Something happened to me in the very late ’90s and the ’00s — I found myself working a job that required me to cover the awards show. I had been hired as a news and content writer for Spin magazine’s website, and before moving laterally, or perhaps even backwards (although at the time I thought it was moving way, way up) to their print edition, I had to post six stories a day, no matter what. The job was like the “Fuck you — pay me,” sequence in “Goodfellas.” “What, you’re hung-over? Fuck you — six stories.” “Your tropical fish died? Fuck you — six stories.”

So I covered the shit out of the VMAs, from the very first announcement to each additional news nugget. If they were held in New York City, I was in the press room, eating cruddy six-inch Subway sandwiches and waiting in the queue to get a quick quote from Busta Rhymes or Tom Green. Soon I got savvy and realized that the actual press events meant nothing. Everyone could use your quote, and you could steal one from some schnook at Rolling Stone if you needed to. The real action took place at the after-parties. The record industry had a lot of money then. This was still the pre-Napster era when albums routinely sold a million-plus units a week. There were a lot of after-parties. The drinks were free and the food was a lot better than Subway. Like better rock journalists before me, I left with a lot of it jammed into my pockets.

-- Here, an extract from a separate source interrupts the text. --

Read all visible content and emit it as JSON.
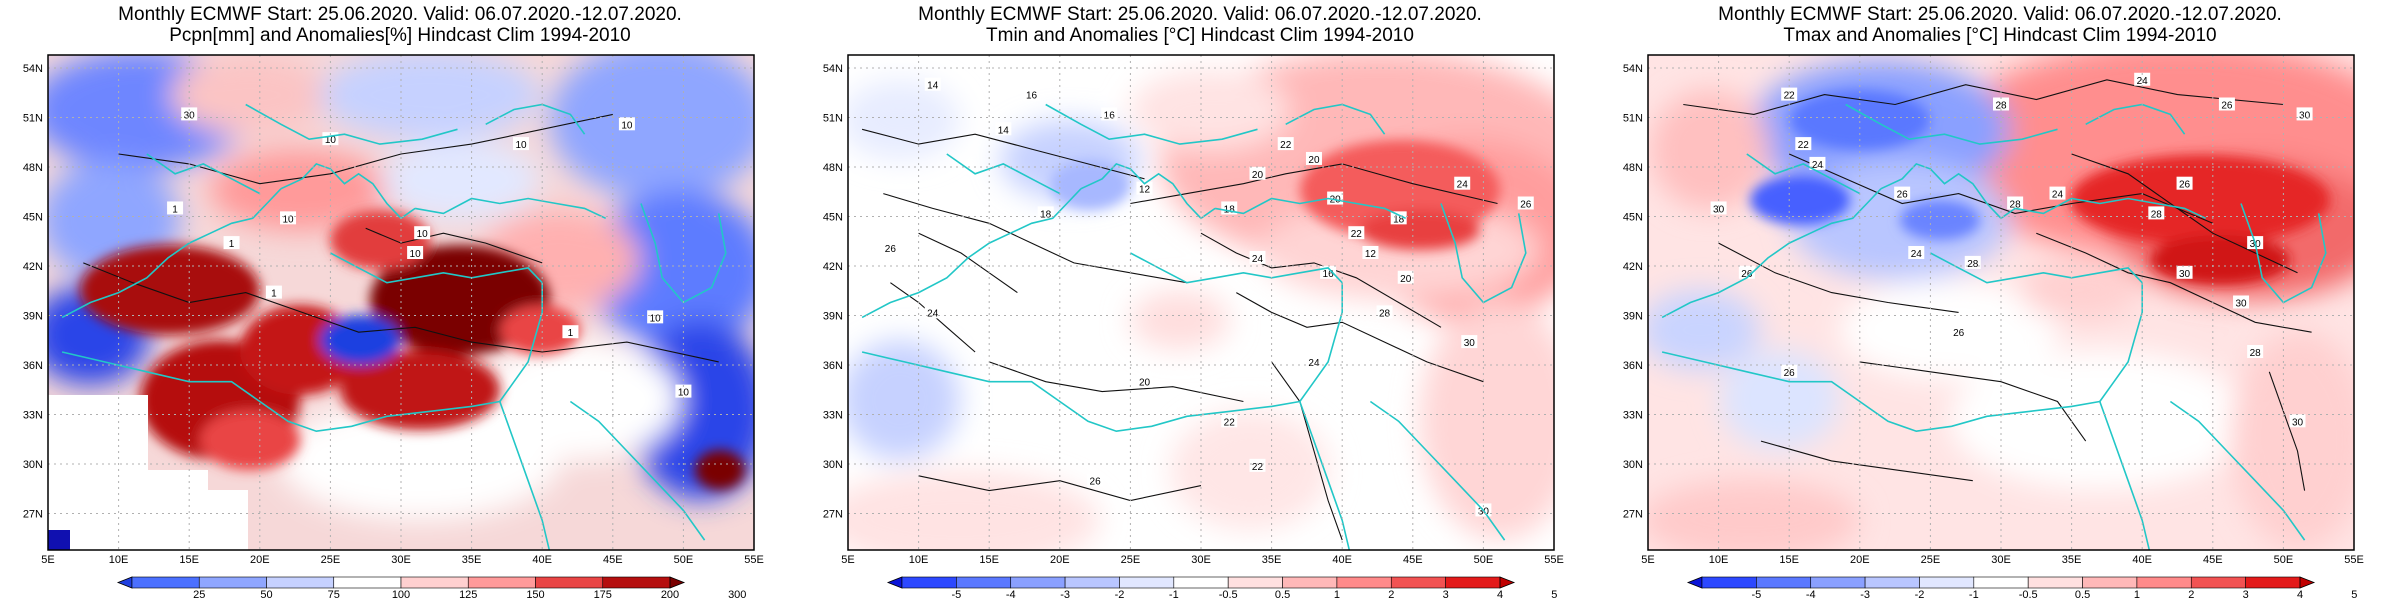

The real stars were at these parties, the ones too big to work the lines: Eminem, Gwen Stefani, Beck, Fred Durst (hey, it was the ’90s), Lauryn Hill. I would watch the awards on television, then throw on a suit and head out in a cab to talk my way into four or five different parties, and it worked for a while. But something was missing. Those first few VMAs had a spirit of anarchy and fun. From my perspective at 27, 28, 29, 30, the awards started to look like just another business venture, obscured by a few outrageous diversions. Maybe artists had always shamelessly plugged their upcoming albums, but I’d never noticed it before. Now, it was impossible to miss and somehow enervating. Was Macy Gray only in attendance to let the world know when she was dropping a new one? Wasn’t this supposed to be fun? Spontaneous? I guess it would be tacky to plug your new album from the Grammys stage, but the VMAs were fair game.

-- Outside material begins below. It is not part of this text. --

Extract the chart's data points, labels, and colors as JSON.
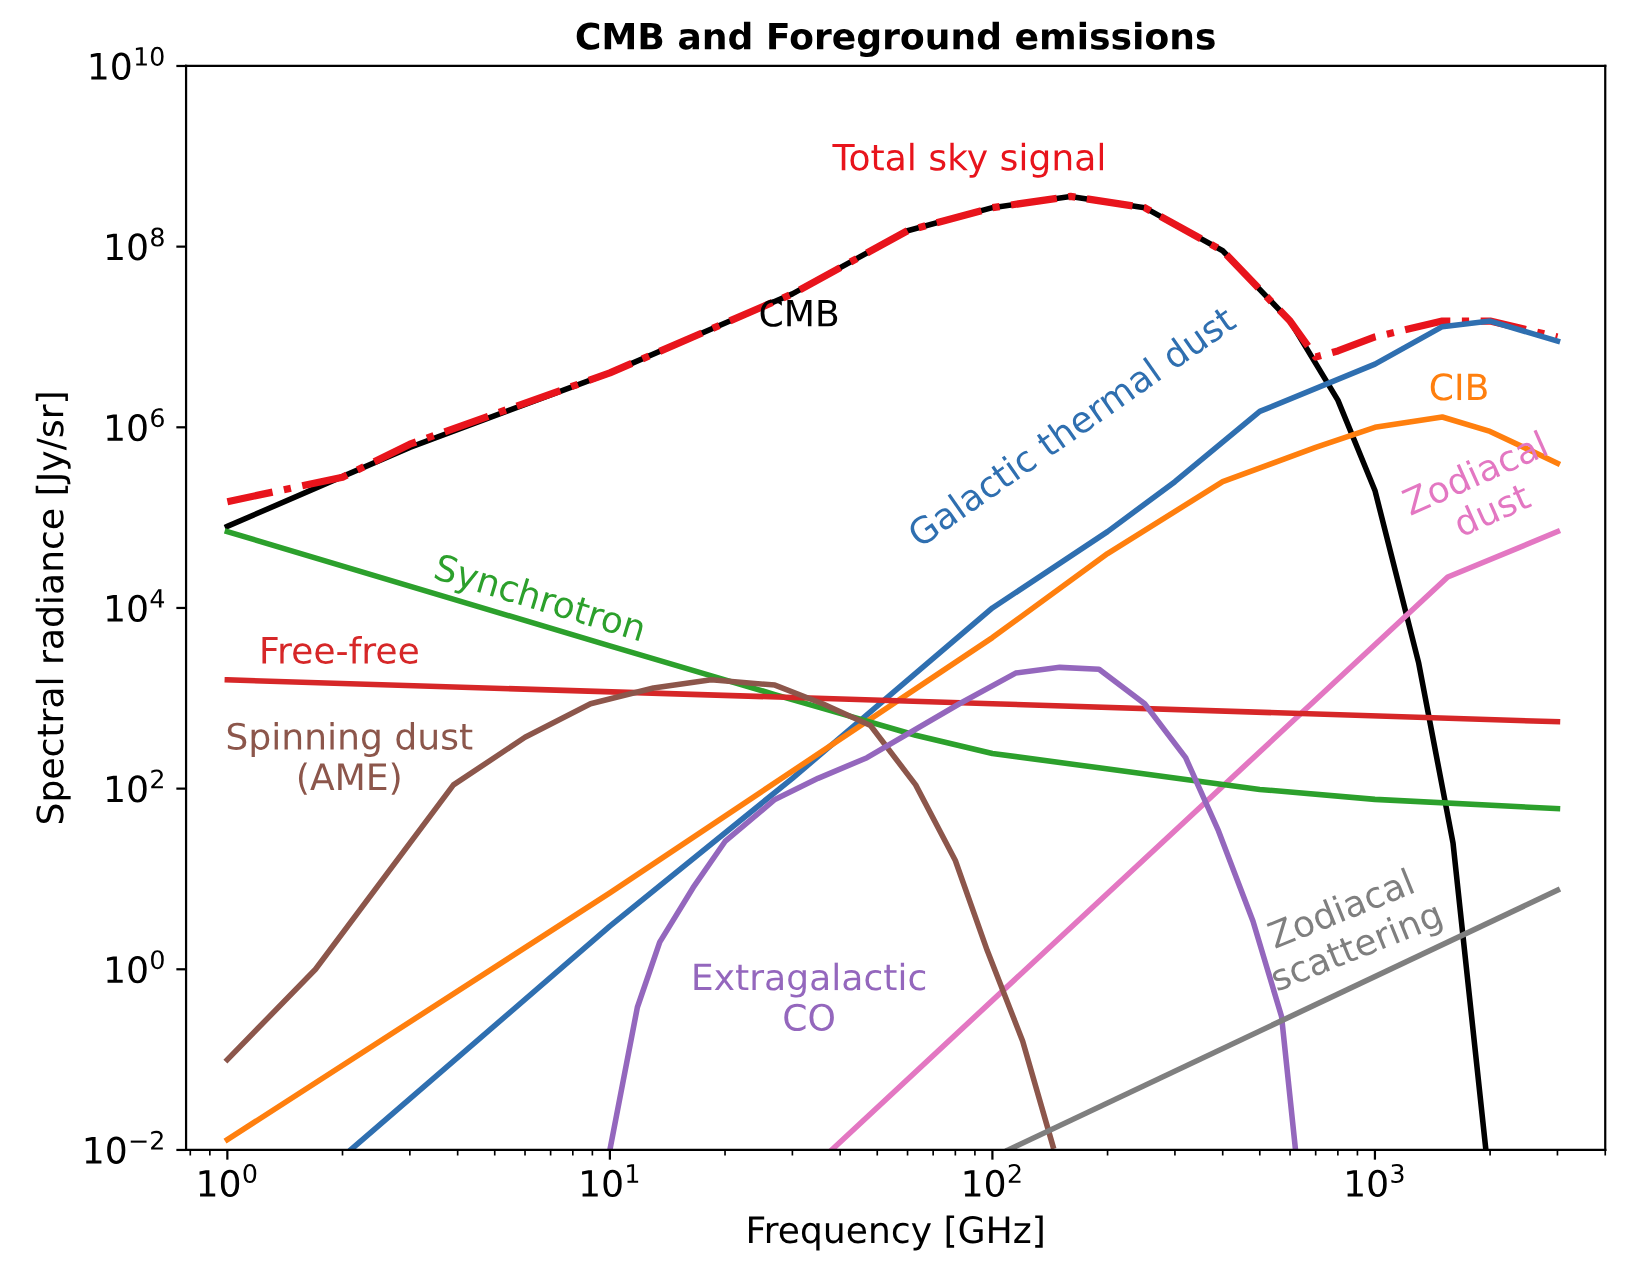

I think the moment I sat the awards down and said, “This isn’t working, I’d like to see other shows” was not after the weird Guns N’ Roses reunion, or following one too many calculated Madonna appearances (when compared with the sheer what-the-fuck beauty of her debut) or even the infamous “Battle of the Garage Rock Bands” (AKA “We couldn’t get the Strokes”). It was when Puff Daddy hosted in 2005 and backed up his thin claim that “anything could happen” that night by giving away his wristwatch to a member of the crowd. I was 20 years in at that point, and it was a hard swallow.

I left Spin the following year and stopped attending the VMAs on assignment, and from there they became something of a big blur. Wasn’t there one that they tried to turn into a big house party, with cameras in every room and remote performances abounding? In the Kanye era, it was fair game to take the original spirit of the ’80s VMAs and port them anywhere you went. Life is an awards show for some people.

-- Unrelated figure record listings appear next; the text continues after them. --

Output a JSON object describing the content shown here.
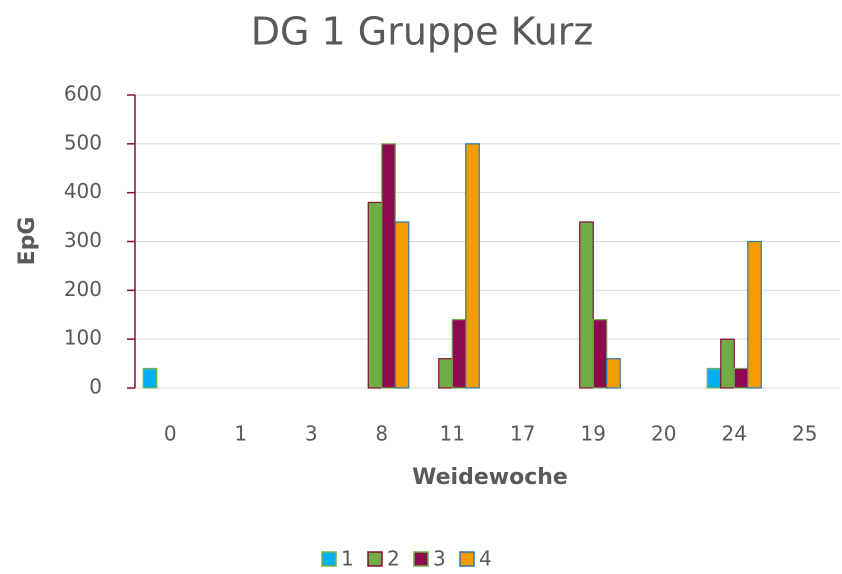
{
  "chart_data": {
    "type": "bar",
    "title": "DG 1 Gruppe Kurz",
    "x_label": "Weidewoche",
    "y_label": "EpG",
    "categories": [
      "0",
      "1",
      "3",
      "8",
      "11",
      "17",
      "19",
      "20",
      "24",
      "25"
    ],
    "series": [
      {
        "name": "1",
        "color": "#00b0f0",
        "border_color": "#7cb342",
        "values": [
          40,
          0,
          0,
          0,
          0,
          0,
          0,
          0,
          40,
          0
        ]
      },
      {
        "name": "2",
        "color": "#70ad47",
        "border_color": "#8b0a3a",
        "values": [
          0,
          0,
          0,
          380,
          60,
          0,
          340,
          0,
          100,
          0
        ]
      },
      {
        "name": "3",
        "color": "#8b0a50",
        "border_color": "#70ad47",
        "values": [
          0,
          0,
          0,
          500,
          140,
          0,
          140,
          0,
          40,
          0
        ]
      },
      {
        "name": "4",
        "color": "#f59d00",
        "border_color": "#2e75b6",
        "values": [
          0,
          0,
          0,
          340,
          500,
          0,
          60,
          0,
          300,
          0
        ]
      }
    ],
    "ylim": [
      0,
      600
    ],
    "yticks": [
      0,
      100,
      200,
      300,
      400,
      500,
      600
    ],
    "grid": true,
    "legend": "bottom"
  }
}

There were times when I DVR’d them and left them in my queue for weeks, feeling a little guilty that I couldn’t even fast-forward through the show. But there was nobody to talk to about it anymore, either. They were live-tweeted already, and every wow moment was processed and deconstructed, then forgotten moments after it occurred. Did Russell Brand host one of them? Two maybe? Who can remember?

Listen to me. I sound like an old man. But now that my eyes are officially open and I can chart this slow fade from mind-blown teen to exhausted Generation X-er, I might tune in tonight and do some forensic exploration, have some hard discussions with myself, and determine if the VMAs have declined noticeably in spirit and style or if it is me who lost respect for the Moonman somewhere down the rope line.